Once a record holder for the hottest chili pepper in the world, the Ghost pepper is a force to be reckoned with. This powerful pepper is well over 100 times hotter than the average jalapeño pepper, and can even reach up to 416 times hotter than jalapeños.
Think you can handle the heat? Keep reading to find out all you need to know about the impressive Ghost pepper!
History of the Ghost Pepper
The Ghost pepper plant is an interspecific hybrid chili pepper native to Northeastern India. It has been grown for hundreds of years and has many uses in Indian culture.
Other names for the Ghost pepper include Bhut jolokia, and Bih zôlôkia. From Assamese, these names roughly translate to “ghost chili” and “poison chili”. This pepper is also sometimes referred to as the Naga jolokia – “Naga” meaning “serpent” in Sanskrit. With names like these, there’s no doubt this pepper packs a punch!

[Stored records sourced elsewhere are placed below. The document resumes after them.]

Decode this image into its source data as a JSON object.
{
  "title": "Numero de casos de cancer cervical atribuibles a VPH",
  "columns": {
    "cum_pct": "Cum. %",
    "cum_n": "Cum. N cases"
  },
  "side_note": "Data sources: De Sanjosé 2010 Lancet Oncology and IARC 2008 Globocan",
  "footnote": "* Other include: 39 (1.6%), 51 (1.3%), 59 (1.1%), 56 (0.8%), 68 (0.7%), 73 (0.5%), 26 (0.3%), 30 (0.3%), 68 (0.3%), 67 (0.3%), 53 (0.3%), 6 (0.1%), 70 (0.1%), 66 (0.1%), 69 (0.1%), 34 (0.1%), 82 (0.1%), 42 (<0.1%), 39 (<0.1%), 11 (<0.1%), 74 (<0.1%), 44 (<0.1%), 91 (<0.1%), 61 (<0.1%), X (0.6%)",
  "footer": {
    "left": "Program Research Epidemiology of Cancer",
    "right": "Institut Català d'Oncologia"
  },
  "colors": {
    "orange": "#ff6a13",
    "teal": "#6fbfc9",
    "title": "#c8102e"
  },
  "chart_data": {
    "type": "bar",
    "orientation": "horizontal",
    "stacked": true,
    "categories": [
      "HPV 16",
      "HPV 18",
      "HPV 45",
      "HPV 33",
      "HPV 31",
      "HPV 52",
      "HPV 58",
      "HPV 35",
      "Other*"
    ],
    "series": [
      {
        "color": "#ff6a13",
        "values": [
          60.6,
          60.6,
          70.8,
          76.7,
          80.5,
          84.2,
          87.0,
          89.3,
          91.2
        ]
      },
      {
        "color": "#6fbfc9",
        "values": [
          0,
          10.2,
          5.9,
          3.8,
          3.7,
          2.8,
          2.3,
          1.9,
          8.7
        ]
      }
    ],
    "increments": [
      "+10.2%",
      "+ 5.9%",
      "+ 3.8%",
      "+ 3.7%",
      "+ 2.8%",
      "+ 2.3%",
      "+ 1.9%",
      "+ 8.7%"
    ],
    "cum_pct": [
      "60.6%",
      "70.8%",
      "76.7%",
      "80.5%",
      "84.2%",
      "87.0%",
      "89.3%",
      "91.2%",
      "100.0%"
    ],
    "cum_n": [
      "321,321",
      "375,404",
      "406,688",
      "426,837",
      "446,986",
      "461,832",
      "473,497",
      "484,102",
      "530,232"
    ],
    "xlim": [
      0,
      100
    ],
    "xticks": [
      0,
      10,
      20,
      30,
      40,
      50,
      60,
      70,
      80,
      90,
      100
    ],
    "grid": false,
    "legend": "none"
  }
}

Besides finding its way into various spicy dishes, some people use the Bhut Jolokia pepper by smearing it onto fences and walls to keep wild elephants and other unwanted guests from trespassing. This pepper is so hot, it’s even been used by the Indian army to create chili grenades that burn your eyes by releasing fumes!
From 2007 to 2011 the Ghost pepper was listed in the Guinness Book of World Records as the hottest chili pepper on earth, coming in at a whopping 1,041,427 Scoville heat units. The title was stolen by the Trinidad Scorpion Butch T pepper in 2011.
In 2013, the Carolina Reaper pepper was crowned the hottest chili pepper in the world with an impressive average of 1,641,083 Scoville heat units – and still holds the title today!
Ghost peppers average between 2.5 to 3.5 inches long and about 1 to 2 inches wide. The most common color is red, however, orange, yellow, purple, chocolate, and even white varieties exist. Baby peppers are green before ripening. The skin is wrinkled and thin and the end of the pepper typically comes down to a point.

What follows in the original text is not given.